La circularité est aussi synonyme d’adaptation des procédés industriels. La Commission a introduit des aspects de la circularité (consommation d’énergie et utilisation des matériaux, prévention des déchets, recyclage et réduction des produits chimiques dangereux) dans certains documents de référence sur les meilleures techniques disponibles (documents de référence MTD) au titre de la directive relative aux émissions industrielles, faisant de ceux-ci des normes de référence pour les États membres dans le cadre de l’octroi des permis aux installations industrielles. De plus, le résultat du bilan de qualité du système communautaire de management environnemental et d’audit (EMAS) a confirmé son potentiel à améliorer les résultats obtenus par les organisations en matière d’environnement.
Les petites et moyennes entreprises (PME) sont au cœur de la transition. Elles ont accès aux conseils du réseau Entreprise Europe et de l’EREK (European Resource-Efficiency Knowledge Centre) en vue de rationaliser l’utilisation de leurs ressources et d’améliorer leurs processus de production. De plus, la Commission a créé un réseau paneuropéen spécialement consacré aux technologies de production de pointe innovantes et est en train d’élaborer une base de connaissances pour la substitution des substances dangereuses préoccupantes. Les PME bénéficient aussi du programme pilote de vérification des technologies environnementales, un programme permettant aux concepteurs de technologies de prouver les performances annoncées de technologies innovantes et de gagner en crédibilité sur de nouveaux marchés.
2.2Responsabiliser les consommateurs
La transition vers une économie plus circulaire nécessite que les citoyens contribuent activement à changer les habitudes de consommation. À cet effet, le document de travail sur les politiques de produits expose dans le détail une approche stratégique visant à renforcer l’efficacité du label écologique de l’Union européenne afin d’offrir au consommateur des informations environnementales précises, conformément aux recommandations du bilan de qualité. Il présente aussi une évaluation détaillée de la phase pilote de l’empreinte environnementale.
Les méthodes de calcul de l’empreinte environnementale des produits (PEF) et de l’empreinte environnementale des organisations (OEF) mises au point par la Commission peuvent permettre aux entreprises de faire des allégations environnementales fiables, reproductibles et comparables.

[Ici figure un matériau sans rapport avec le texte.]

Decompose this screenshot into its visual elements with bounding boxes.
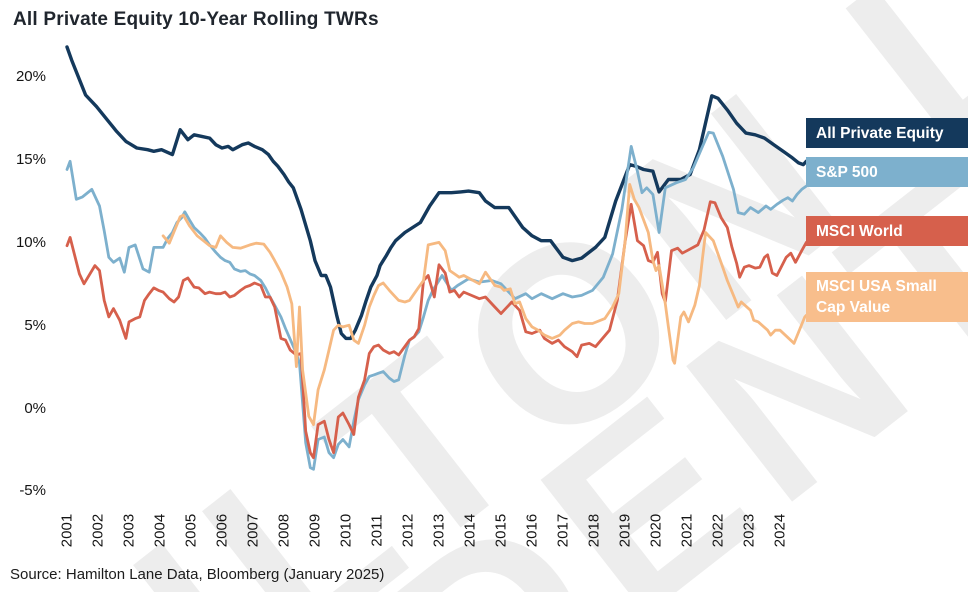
y-tick-label: 10% [15,233,46,251]
x-tick-label: 2002 [89,513,107,548]
legend-chip-sp500: S&P 500 [806,157,968,187]
x-tick-label: 2006 [213,513,231,548]
legend-chip-all-private-equity: All Private Equity [806,118,968,148]
x-tick-label: 2019 [616,513,634,548]
series-line-all-private-equity [65,45,808,341]
x-tick-label: 2023 [740,513,758,548]
x-tick-label: 2001 [58,513,76,548]
y-tick-label: -5% [19,482,46,500]
x-tick-label: 2022 [709,513,727,548]
y-tick-label: 20% [15,68,46,86]
x-tick-label: 2017 [554,513,572,548]
series-line-msci-world [65,200,808,460]
x-tick-label: 2018 [585,513,603,548]
x-tick-label: 2020 [647,513,665,548]
x-tick-label: 2021 [678,513,696,548]
y-tick-label: 0% [24,399,46,417]
x-tick-label: 2016 [523,513,541,548]
x-tick-label: 2003 [120,513,138,548]
x-tick-label: 2009 [306,513,324,548]
x-tick-label: 2013 [430,513,448,548]
x-tick-label: 2005 [182,513,200,548]
legend-chip-msci-usa-small-cap-value: MSCI USA Small Cap Value [806,272,968,322]
chart-title: All Private Equity 10-Year Rolling TWRs [13,9,379,30]
y-tick-label: 5% [24,316,46,334]
x-tick-label: 2004 [151,513,169,548]
x-tick-label: 2012 [399,513,417,548]
x-tick-label: 2024 [771,513,789,548]
x-tick-label: 2010 [337,513,355,548]
y-tick-label: 15% [15,151,46,169]
legend-chip-msci-world: MSCI World [806,216,968,246]
x-tick-label: 2015 [492,513,510,548]
x-tick-label: 2011 [368,514,386,547]
x-tick-label: 2008 [275,513,293,548]
x-tick-label: 2014 [461,513,479,548]
source-note: Source: Hamilton Lane Data, Bloomberg (J… [10,566,385,583]
series-line-msci-usa-small-cap-value [161,182,808,427]
x-tick-label: 2007 [244,513,262,548]
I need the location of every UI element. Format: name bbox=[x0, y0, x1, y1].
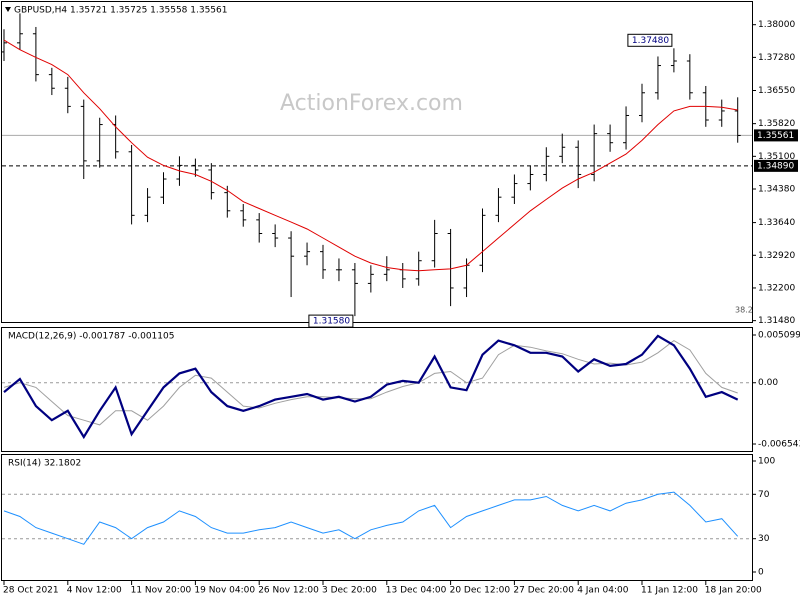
annotation: 1.31580 bbox=[313, 317, 350, 327]
annotation: 1.37480 bbox=[632, 36, 669, 46]
y-tick-label: 1.35820 bbox=[758, 119, 795, 129]
level-box bbox=[754, 159, 798, 172]
y-tick-label: 1.32200 bbox=[758, 283, 795, 293]
y-tick-label: 0 bbox=[758, 568, 764, 578]
annotation-box bbox=[308, 314, 354, 328]
watermark: ActionForex.com bbox=[280, 91, 463, 116]
price-frame bbox=[1, 1, 753, 323]
y-tick-label: 1.35100 bbox=[758, 152, 795, 162]
x-tick-label: 19 Nov 04:00 bbox=[194, 586, 255, 596]
x-tick-label: 18 Jan 20:00 bbox=[705, 586, 762, 596]
rsi-title: RSI(14) 32.1802 bbox=[8, 459, 81, 469]
x-tick-label: 11 Jan 12:00 bbox=[641, 586, 698, 596]
y-tick-label: 1.31480 bbox=[758, 316, 795, 326]
x-tick-label: 13 Dec 04:00 bbox=[386, 586, 447, 596]
y-tick-label: 1.33640 bbox=[758, 218, 795, 228]
x-tick-label: 4 Jan 04:00 bbox=[577, 586, 629, 596]
level-label: 1.34890 bbox=[757, 161, 794, 171]
moving-average bbox=[3, 39, 738, 272]
y-tick-label: 0.005099 bbox=[758, 331, 800, 341]
x-tick-label: 4 Nov 12:00 bbox=[67, 586, 122, 596]
macd-frame bbox=[1, 327, 753, 452]
rsi-frame bbox=[1, 454, 753, 581]
y-tick-label: 1.32920 bbox=[758, 251, 795, 261]
x-tick-label: 28 Oct 2021 bbox=[3, 586, 59, 596]
y-tick-label: 70 bbox=[758, 490, 770, 500]
x-tick-label: 11 Nov 20:00 bbox=[131, 586, 192, 596]
y-tick-label: 30 bbox=[758, 534, 770, 544]
x-tick-label: 26 Nov 12:00 bbox=[258, 586, 319, 596]
y-tick-label: 100 bbox=[758, 457, 775, 467]
y-tick-label: -0.006543 bbox=[758, 440, 800, 450]
y-tick-label: 1.36550 bbox=[758, 86, 795, 96]
current-label: 1.35561 bbox=[757, 131, 794, 141]
fib-label: 38.2 bbox=[735, 306, 753, 315]
x-tick-label: 27 Dec 20:00 bbox=[513, 586, 574, 596]
macd-line bbox=[3, 339, 738, 426]
menu-arrow bbox=[5, 7, 11, 12]
macd-title: MACD(12,26,9) -0.001787 -0.001105 bbox=[8, 332, 174, 342]
x-tick-label: 3 Dec 20:00 bbox=[322, 586, 377, 596]
rsi-line bbox=[3, 491, 739, 545]
y-tick-label: 1.34380 bbox=[758, 185, 795, 195]
annotation-box bbox=[627, 33, 673, 47]
price-title: GBPUSD,H4 1.35721 1.35725 1.35558 1.3556… bbox=[14, 6, 227, 16]
macd-line bbox=[3, 334, 739, 440]
y-tick-label: 0.00 bbox=[758, 378, 778, 388]
y-tick-label: 1.37280 bbox=[758, 53, 795, 63]
x-tick-label: 20 Dec 12:00 bbox=[450, 586, 511, 596]
current-box bbox=[754, 129, 798, 142]
y-tick-label: 1.38000 bbox=[758, 20, 795, 30]
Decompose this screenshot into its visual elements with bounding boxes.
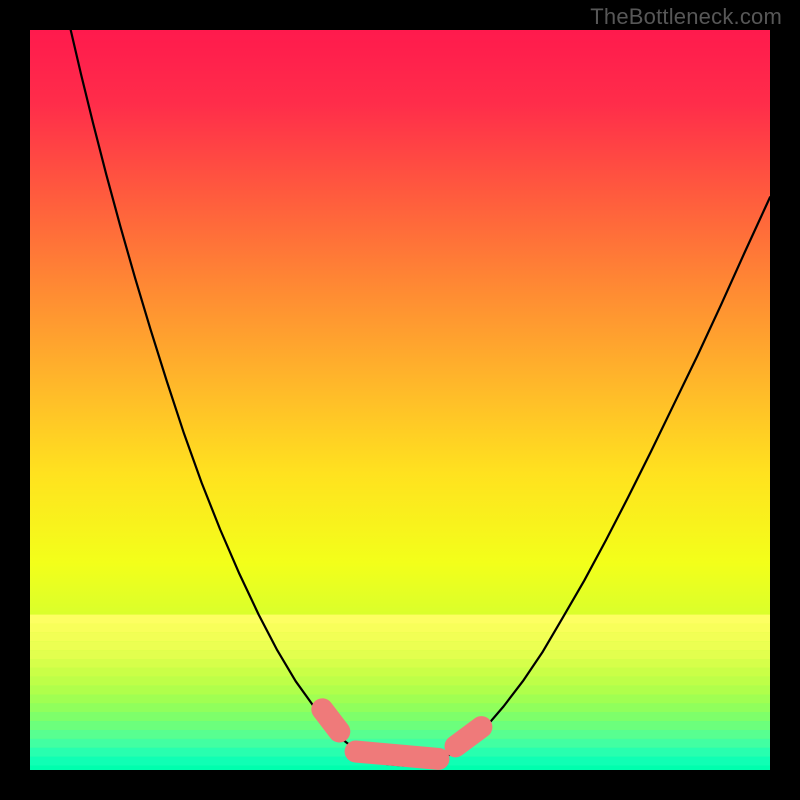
watermark-text: TheBottleneck.com <box>590 4 782 30</box>
bottleneck-chart <box>0 0 800 800</box>
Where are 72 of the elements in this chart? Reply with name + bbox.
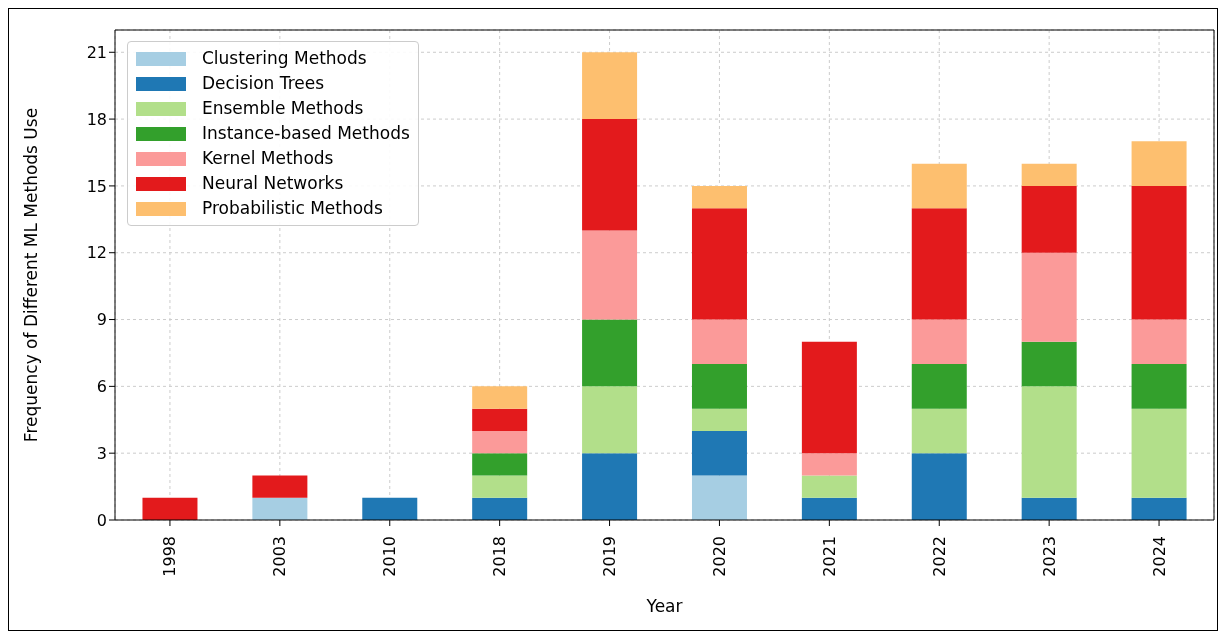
x-tick-label: 2022 [929, 536, 949, 577]
bar [911, 208, 967, 320]
x-axis-title: Year [645, 596, 683, 616]
bar [801, 453, 857, 476]
legend-label: Clustering Methods [202, 47, 367, 70]
bar [911, 163, 967, 209]
y-tick-label: 12 [86, 243, 107, 263]
y-tick-label: 3 [96, 443, 107, 463]
legend-label: Kernel Methods [202, 147, 334, 170]
y-axis-title: Frequency of Different ML Methods Use [21, 107, 42, 443]
bar [1131, 408, 1187, 498]
bar [691, 430, 747, 476]
legend-label: Neural Networks [202, 172, 344, 195]
x-tick-label: 2020 [709, 536, 729, 577]
legend-label: Probabilistic Methods [202, 197, 383, 220]
bar [1021, 252, 1077, 342]
bar [362, 497, 418, 520]
x-tick-label: 2010 [380, 536, 400, 577]
y-tick-label: 0 [96, 510, 107, 530]
legend-label: Instance-based Methods [202, 122, 410, 145]
bar [472, 386, 528, 409]
bar [691, 408, 747, 431]
y-tick-label: 6 [96, 377, 107, 397]
bar [472, 475, 528, 498]
x-tick-label: 1998 [160, 536, 180, 577]
bar [801, 497, 857, 520]
bar [911, 319, 967, 365]
bar [252, 497, 308, 520]
bar [1021, 386, 1077, 498]
bar [691, 208, 747, 320]
bar [911, 453, 967, 520]
bar [1021, 185, 1077, 253]
bar [1131, 364, 1187, 409]
bar [1131, 497, 1187, 520]
bar [1131, 141, 1187, 186]
bar [472, 497, 528, 520]
bar [1021, 341, 1077, 387]
bar [691, 364, 747, 409]
x-tick-label: 2003 [270, 536, 290, 577]
bar [582, 230, 638, 320]
y-tick-label: 21 [86, 42, 107, 62]
bar [691, 319, 747, 365]
bar [582, 319, 638, 387]
bar [1131, 319, 1187, 365]
y-tick-label: 9 [96, 310, 107, 330]
bar [691, 185, 747, 209]
bar [1021, 163, 1077, 186]
bar [911, 408, 967, 454]
bar [582, 52, 638, 120]
x-tick-label: 2019 [600, 536, 620, 577]
bar [801, 341, 857, 454]
bar [472, 408, 528, 431]
bar [911, 364, 967, 409]
x-tick-label: 2018 [490, 536, 510, 577]
bar [142, 497, 198, 520]
y-tick-label: 18 [86, 109, 107, 129]
x-tick-label: 2023 [1039, 536, 1059, 577]
legend-label: Decision Trees [202, 72, 325, 95]
x-tick-label: 2021 [819, 536, 839, 577]
bar [691, 475, 747, 520]
bar [472, 453, 528, 476]
x-tick-label: 2024 [1149, 536, 1169, 577]
legend-label: Ensemble Methods [202, 97, 364, 120]
bar [252, 475, 308, 498]
bar [1021, 497, 1077, 520]
bar [472, 430, 528, 454]
bar [582, 386, 638, 454]
bar [582, 453, 638, 520]
bar [801, 475, 857, 498]
bar [1131, 185, 1187, 320]
bar [582, 119, 638, 231]
y-tick-label: 15 [86, 176, 107, 196]
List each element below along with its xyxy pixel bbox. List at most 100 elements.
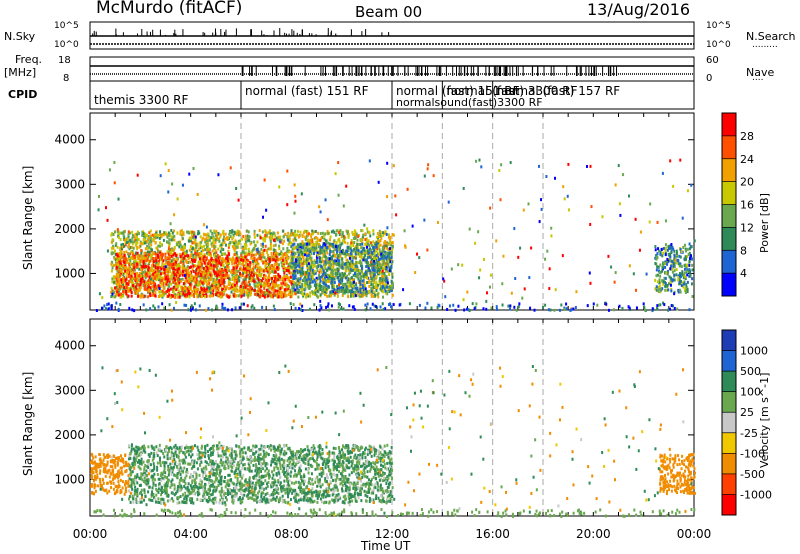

Ces méthodes permettent de détecter les points sensibles dans le domaine environnemental et d’aider les entreprises à rendre leur chaîne d’approvisionnement plus écologique et à devenir plus durables et plus circulaires. Les consommateurs pourront aussi faire des choix éclairés sur la base d’informations fiables.
Pendant cinq ans, environ 300 entreprises issues de 27 secteurs différents et plus de 2 000 acteurs concernés se sont attelés à tester ces méthodes, qu’ils considèrent comme une bonne pratique d’évaluation du cycle de vie.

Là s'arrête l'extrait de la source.